Muga dejó de hablar, pero Rumata siguió aún bastante tiempo sentado, con los codos apoyados en la mesa, a los pies de Uno. Por fin se levantó peladamente, se limpió con la manga las lágrimas que humedecían su barba de dos días, besó al muchacho en la helada frente y, moviendo con dificultad las piernas, empezó a subir despacio las escaleras.
Estaba agotado por el cansancio y por la emoción que acababa de sufrir. Terminó de subir como pudo, atravesó la sala, se arrastró hasta su cama y se desplomó en ella boca abajo. Kira llegó corriendo. Rumata estaba tan rendido que ni siquiera pudo ayudarla mientras lo desnudaba. Ella se echó a llorar al verlo tan maltrecho, le quitó las botas, el destrozado uniforme y la cota de mallas metaloplástica, y su llanto aumentó de intensidad al contemplar cómo tenía el cuerpo. Rumata sentía dolor en todos los huesos, como si hubiera recibido una sobrecarga. Kira le frotó el cuerpo con una esponja empapada en vinagre. Sin abrir los ojos, Rumata empezó a sisear entre los encajados dientes.
— Podía haberle matado — musitó -. Sí, estaba a su lado. Hubiera podido aplastarlo con solo mis manos. ¿Qué vida es esta, Kira? Vámonos de aquí. Este experimentó se está llevando a cabo conmigo y no con ellos…

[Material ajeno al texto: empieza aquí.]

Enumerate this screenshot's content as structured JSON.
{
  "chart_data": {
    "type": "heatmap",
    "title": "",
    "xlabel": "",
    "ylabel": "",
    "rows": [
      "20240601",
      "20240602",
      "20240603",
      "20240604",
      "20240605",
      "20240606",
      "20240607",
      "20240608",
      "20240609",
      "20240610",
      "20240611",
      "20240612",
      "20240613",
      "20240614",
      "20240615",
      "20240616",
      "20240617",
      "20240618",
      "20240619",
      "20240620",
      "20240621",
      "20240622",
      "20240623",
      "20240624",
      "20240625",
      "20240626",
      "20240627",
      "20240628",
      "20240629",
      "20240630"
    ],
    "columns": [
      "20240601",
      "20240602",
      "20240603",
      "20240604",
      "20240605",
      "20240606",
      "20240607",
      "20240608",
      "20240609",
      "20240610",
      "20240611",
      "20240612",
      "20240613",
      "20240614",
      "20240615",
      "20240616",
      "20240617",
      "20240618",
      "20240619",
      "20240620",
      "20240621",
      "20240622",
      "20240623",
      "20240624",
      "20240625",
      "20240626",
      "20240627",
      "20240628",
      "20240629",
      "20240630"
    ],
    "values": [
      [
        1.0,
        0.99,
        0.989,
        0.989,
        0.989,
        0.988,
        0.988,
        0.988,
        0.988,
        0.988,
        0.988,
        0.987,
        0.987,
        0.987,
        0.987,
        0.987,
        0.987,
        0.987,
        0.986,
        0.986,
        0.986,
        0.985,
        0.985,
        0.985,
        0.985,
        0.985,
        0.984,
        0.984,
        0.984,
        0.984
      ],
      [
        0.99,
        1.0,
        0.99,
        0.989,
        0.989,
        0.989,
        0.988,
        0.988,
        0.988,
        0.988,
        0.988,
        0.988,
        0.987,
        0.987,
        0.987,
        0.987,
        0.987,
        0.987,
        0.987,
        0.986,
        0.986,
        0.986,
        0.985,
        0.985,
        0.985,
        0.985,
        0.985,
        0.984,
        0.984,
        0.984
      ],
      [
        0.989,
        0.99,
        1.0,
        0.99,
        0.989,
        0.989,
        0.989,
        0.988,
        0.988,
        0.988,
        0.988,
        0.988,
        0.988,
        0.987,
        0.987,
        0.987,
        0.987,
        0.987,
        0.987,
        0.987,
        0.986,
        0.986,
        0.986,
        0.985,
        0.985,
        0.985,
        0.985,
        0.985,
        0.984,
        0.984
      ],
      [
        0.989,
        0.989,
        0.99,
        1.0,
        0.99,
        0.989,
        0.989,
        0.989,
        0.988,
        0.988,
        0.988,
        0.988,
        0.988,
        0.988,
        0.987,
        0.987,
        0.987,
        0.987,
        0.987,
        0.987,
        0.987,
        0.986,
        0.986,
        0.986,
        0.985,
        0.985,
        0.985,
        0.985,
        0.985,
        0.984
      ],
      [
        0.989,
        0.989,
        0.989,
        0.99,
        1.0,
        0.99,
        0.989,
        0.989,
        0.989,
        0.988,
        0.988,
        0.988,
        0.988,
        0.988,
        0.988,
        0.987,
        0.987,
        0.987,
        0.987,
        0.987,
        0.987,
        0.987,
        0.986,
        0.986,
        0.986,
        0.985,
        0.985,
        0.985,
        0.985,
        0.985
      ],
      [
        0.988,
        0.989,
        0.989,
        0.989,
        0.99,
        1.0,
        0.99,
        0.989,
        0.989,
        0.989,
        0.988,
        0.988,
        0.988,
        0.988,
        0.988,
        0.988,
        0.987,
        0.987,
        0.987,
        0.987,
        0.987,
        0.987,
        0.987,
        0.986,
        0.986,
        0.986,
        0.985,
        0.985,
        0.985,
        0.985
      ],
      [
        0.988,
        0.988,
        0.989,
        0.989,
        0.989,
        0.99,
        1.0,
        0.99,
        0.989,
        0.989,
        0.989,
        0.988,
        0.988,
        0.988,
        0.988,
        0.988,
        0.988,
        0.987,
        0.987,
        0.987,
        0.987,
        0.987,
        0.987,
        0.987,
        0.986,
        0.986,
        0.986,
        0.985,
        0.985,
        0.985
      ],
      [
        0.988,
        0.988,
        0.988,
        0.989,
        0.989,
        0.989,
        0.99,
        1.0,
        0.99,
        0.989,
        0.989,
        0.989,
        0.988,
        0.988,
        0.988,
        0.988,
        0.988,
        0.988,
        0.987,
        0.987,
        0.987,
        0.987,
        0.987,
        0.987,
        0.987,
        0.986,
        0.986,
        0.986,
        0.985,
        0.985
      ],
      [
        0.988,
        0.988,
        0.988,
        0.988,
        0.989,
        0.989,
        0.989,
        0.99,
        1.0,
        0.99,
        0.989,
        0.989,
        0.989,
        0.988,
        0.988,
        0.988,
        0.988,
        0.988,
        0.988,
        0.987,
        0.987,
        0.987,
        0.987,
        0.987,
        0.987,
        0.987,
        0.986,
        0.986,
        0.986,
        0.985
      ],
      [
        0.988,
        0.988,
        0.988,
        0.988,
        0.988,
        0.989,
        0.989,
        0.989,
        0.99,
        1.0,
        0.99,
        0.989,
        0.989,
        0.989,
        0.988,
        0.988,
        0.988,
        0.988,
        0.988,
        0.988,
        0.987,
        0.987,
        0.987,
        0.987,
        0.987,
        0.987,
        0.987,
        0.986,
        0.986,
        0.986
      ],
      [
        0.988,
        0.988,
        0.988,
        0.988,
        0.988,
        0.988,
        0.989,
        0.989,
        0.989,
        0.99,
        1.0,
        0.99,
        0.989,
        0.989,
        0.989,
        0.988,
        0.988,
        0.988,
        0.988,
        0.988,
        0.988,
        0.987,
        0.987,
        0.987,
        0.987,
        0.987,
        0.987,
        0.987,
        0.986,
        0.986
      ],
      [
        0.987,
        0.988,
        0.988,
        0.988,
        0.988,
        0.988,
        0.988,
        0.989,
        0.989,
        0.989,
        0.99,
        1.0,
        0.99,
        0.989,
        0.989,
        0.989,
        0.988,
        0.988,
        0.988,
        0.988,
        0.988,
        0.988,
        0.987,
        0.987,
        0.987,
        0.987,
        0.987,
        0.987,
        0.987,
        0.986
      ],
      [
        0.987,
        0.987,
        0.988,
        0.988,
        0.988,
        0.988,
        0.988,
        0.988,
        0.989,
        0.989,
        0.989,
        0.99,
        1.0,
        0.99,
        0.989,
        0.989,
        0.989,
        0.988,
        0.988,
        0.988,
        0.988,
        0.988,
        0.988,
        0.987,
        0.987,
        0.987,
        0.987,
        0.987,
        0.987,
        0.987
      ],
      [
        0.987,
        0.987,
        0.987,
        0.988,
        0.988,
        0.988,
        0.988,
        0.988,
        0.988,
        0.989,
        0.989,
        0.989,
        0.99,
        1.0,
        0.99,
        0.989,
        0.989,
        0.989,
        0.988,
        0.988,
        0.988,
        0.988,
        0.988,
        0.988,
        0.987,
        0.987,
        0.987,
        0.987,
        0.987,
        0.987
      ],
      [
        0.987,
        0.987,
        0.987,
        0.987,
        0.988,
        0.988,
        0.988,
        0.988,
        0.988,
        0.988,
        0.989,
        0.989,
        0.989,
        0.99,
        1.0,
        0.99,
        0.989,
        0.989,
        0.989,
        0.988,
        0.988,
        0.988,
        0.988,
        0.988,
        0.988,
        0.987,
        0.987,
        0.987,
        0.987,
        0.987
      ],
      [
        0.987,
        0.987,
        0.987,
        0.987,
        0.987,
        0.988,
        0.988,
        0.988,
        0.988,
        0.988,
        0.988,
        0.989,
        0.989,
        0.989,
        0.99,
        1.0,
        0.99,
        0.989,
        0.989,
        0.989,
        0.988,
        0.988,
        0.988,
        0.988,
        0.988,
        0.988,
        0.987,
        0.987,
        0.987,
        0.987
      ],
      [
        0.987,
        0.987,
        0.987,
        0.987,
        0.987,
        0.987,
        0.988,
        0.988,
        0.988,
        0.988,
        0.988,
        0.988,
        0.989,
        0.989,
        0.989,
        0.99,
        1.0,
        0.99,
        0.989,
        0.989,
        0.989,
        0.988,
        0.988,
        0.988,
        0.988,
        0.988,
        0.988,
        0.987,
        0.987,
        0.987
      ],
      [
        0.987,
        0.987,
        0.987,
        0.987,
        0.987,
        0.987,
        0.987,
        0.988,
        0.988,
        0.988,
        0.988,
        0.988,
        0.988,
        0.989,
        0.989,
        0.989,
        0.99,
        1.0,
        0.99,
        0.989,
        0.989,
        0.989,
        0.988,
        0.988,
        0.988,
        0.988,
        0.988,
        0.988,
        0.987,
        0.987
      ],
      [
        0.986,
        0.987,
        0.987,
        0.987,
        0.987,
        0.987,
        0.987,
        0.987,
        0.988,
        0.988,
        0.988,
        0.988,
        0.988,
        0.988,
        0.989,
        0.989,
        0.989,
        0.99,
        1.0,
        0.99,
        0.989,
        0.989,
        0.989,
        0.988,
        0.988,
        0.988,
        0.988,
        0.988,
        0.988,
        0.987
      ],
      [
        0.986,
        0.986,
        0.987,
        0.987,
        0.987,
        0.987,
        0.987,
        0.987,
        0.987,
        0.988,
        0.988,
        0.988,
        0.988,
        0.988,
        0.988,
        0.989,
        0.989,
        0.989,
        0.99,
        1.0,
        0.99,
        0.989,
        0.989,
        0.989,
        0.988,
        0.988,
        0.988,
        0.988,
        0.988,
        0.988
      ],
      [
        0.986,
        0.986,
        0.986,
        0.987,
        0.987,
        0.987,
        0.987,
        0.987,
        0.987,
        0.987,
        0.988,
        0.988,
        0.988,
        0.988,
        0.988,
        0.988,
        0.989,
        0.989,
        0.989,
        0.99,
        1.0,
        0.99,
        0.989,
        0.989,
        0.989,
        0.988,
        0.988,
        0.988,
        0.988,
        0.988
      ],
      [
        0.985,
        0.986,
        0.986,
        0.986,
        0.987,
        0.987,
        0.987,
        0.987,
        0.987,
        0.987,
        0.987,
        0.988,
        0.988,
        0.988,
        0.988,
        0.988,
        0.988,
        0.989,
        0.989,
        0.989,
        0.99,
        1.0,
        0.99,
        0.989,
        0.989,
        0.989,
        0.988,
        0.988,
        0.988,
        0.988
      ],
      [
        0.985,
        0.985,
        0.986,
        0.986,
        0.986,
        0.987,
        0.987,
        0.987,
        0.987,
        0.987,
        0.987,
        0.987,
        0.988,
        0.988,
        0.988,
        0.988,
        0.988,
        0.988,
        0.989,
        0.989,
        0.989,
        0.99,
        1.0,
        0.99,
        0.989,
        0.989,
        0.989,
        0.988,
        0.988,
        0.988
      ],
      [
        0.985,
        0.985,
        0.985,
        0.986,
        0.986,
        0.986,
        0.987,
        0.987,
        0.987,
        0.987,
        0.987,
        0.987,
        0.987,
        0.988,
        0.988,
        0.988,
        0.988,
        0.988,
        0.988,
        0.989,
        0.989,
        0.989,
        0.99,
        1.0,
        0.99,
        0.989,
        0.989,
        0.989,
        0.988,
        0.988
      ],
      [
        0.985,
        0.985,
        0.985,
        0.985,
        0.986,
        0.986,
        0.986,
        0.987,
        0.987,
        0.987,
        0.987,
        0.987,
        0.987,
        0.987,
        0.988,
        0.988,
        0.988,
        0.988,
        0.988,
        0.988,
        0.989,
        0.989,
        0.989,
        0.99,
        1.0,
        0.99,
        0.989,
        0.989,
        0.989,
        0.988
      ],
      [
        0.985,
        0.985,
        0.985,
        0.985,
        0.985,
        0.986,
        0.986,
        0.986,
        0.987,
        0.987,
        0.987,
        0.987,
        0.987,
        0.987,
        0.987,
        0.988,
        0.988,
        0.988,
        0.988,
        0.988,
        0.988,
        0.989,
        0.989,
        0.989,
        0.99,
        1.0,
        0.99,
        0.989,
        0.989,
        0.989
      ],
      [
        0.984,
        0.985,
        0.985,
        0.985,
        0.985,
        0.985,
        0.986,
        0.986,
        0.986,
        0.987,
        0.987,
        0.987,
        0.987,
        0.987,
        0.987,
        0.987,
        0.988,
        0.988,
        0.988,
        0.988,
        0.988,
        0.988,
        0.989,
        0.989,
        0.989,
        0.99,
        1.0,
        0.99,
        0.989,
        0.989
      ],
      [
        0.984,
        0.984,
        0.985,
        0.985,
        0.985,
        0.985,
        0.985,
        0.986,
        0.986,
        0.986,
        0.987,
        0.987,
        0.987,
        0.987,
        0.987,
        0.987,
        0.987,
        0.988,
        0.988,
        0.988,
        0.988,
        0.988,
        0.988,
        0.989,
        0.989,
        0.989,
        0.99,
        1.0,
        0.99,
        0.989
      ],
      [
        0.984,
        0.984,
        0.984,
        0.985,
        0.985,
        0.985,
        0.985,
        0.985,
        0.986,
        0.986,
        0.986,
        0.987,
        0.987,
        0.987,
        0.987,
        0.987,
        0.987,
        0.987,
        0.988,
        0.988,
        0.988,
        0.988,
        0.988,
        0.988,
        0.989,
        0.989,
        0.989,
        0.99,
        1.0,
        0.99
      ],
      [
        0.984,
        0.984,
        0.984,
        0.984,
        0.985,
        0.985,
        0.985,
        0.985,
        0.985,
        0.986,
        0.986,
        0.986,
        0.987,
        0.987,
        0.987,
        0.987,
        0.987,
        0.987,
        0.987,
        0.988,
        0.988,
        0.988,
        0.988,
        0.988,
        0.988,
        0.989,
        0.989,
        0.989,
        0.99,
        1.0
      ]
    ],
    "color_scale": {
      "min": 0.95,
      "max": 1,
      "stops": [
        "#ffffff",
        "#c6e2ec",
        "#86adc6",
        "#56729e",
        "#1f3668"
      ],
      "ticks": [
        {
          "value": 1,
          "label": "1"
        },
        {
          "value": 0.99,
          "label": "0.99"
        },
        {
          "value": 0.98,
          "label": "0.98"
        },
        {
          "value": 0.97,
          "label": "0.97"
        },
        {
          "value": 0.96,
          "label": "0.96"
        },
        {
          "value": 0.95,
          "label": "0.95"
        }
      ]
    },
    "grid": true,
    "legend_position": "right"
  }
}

Ni siquiera se daba cuenta de que estaba hablando en ruso. Kira lo miró asustada, con los ojos llenos de lágrimas, y le dio un beso en la mejilla. Luego lo cubrió con una sábana vieja, puesto que Uno murió sin comprar las nuevas, y se apresuró a ir abajo para prepararle un poco de vino caliente. Rumata se sentó en la cama y, profiriendo quejidos por el dolor que sentía en todo el cuerpo, fue descalzo hasta el gabinete, abrió el cajón secreto de la mesa, buscó el botiquín y se tomó varias tabletas de sporamina. Cuando volvió Kira, con el humeante tazón sobre la pesada bandeja de plata, Rumata estaba de nuevo acostado de espaldas sobre la cama, mientras sentía cómo le iba desapareciendo el dolor y disminuyendo el zumbido de su cabeza, y cómo su cuerpo iba recuperando poco a poco las fuerzas. Tras beberse el contenido del tazón se sintió repuesto, llamó a Muga y le ordenó que preparara su ropa para vestirse.